On a more dangerous note, amidst lack of transparency on part of the government and a lot of noise from provinces other than Punjab, this all important investment bonanza for Pakistan may fast be becoming controversial. An absence of a professional and autonomous apex board for overlooking all CPEC activities is not helping things either. In addition, it is unfortunate, as it appears that both the Pakistani and Chinese marketers of this project are losing the plot of successfully creating a positive perception on CPEC. In a recent sitting with the Pakistani business people the Chinese ambassador to Pakistan Sun Weidong callously stated that China has little interest in importing goods manufactured in Pakistan.
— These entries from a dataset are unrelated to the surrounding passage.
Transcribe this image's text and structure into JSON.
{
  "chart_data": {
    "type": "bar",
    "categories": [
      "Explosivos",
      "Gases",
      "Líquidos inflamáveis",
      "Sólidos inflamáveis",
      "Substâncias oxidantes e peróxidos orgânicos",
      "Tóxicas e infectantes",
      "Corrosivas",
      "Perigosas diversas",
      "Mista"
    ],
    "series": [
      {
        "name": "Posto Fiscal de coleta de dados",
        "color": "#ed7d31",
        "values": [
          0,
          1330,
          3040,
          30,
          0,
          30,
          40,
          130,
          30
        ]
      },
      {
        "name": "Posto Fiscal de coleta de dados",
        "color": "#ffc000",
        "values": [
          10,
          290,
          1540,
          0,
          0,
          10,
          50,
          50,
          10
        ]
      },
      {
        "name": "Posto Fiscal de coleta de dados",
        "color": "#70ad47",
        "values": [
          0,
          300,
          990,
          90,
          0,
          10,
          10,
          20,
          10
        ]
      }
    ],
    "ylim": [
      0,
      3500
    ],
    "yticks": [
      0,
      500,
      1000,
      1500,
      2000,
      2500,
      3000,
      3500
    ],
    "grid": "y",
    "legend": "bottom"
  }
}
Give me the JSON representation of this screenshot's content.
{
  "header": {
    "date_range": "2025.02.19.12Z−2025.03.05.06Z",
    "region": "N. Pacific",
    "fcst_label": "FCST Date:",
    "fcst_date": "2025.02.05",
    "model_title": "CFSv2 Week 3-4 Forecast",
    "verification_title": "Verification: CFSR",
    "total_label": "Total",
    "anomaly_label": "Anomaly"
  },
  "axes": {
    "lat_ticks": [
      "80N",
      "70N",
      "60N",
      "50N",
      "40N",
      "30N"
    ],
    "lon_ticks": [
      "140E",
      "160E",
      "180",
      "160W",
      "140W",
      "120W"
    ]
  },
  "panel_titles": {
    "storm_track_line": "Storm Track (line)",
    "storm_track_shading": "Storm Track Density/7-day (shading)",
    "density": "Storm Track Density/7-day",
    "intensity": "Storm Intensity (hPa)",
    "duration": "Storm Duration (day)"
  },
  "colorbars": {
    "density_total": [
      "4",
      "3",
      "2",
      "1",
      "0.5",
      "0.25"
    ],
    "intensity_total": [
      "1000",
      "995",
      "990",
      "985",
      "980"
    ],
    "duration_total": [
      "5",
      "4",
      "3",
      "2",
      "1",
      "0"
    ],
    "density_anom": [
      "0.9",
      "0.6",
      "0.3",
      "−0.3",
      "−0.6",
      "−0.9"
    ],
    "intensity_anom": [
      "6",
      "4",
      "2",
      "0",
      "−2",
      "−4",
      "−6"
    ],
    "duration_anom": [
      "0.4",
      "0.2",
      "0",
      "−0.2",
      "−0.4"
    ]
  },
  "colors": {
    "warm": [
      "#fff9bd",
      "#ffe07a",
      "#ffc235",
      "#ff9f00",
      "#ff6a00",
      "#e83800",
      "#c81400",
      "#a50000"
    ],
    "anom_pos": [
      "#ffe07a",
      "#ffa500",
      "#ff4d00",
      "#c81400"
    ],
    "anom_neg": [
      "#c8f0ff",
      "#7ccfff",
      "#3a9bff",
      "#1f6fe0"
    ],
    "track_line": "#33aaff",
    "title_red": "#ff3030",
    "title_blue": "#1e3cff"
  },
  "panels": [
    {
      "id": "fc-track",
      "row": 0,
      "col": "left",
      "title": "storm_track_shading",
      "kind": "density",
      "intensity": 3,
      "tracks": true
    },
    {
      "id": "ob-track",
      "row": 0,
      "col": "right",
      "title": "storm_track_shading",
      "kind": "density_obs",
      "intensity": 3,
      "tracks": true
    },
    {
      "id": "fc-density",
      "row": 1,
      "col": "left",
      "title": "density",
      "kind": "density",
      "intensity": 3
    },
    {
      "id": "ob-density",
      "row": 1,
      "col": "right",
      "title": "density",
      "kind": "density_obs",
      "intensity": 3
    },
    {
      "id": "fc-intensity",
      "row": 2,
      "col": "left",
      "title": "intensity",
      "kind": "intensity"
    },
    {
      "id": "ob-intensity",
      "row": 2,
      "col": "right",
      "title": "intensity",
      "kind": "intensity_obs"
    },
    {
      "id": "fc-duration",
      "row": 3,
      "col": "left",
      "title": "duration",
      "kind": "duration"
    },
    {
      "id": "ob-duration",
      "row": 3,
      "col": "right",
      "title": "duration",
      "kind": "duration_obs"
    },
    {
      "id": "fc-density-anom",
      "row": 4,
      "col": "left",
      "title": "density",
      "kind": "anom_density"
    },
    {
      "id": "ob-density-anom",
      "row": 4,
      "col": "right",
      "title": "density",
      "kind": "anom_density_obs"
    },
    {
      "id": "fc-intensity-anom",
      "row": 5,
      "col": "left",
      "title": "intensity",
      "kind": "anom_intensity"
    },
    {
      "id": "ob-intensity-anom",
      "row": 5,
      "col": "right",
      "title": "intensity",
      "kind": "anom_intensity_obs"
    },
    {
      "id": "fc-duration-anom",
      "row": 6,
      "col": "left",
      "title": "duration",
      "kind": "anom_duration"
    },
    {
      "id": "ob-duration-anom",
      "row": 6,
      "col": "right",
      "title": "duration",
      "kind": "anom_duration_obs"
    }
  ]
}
Explaining the reasons to a gathering of leaders of the Federation of Pakistan Chambers of Commerce and Industry (FPCCI) in Islamabad, he opined that behind the China-Pakistan trade imbalance the main cause relates to the fact that Pakistan is either just not producing the goods that are needed in China or it simply does not have the capacity to do so. He admitted that under the current circumstances, unless there is a major policy shift in Pakistan or China, the Chinese corporations would acquire the major chunk of the resultant economic activity. The thinking confirms rising concerns that Pakistani businesses may have little to gain from the much-hyped China-Pakistan Economic Corridor (CPEC) because it would largely benefit Chinese businesses.

Pakistan’s exports to China have been continuously falling from US $ 2.69 in 2013-14 to US $ 1.9 billion in 2015-16. There is a fear lurking in the shadows of CPEC that a time will soon come when the Chinese will start dictating terms and priorities rather than negotiating them. As an increasing number of Chinese enterprises acquire stakes in Pakistan’s economy, and as the government takes out more and more loans from Chinese state-owned banks for the balance of payments support, the space to negotiate and protect Pakistan interests diminishes.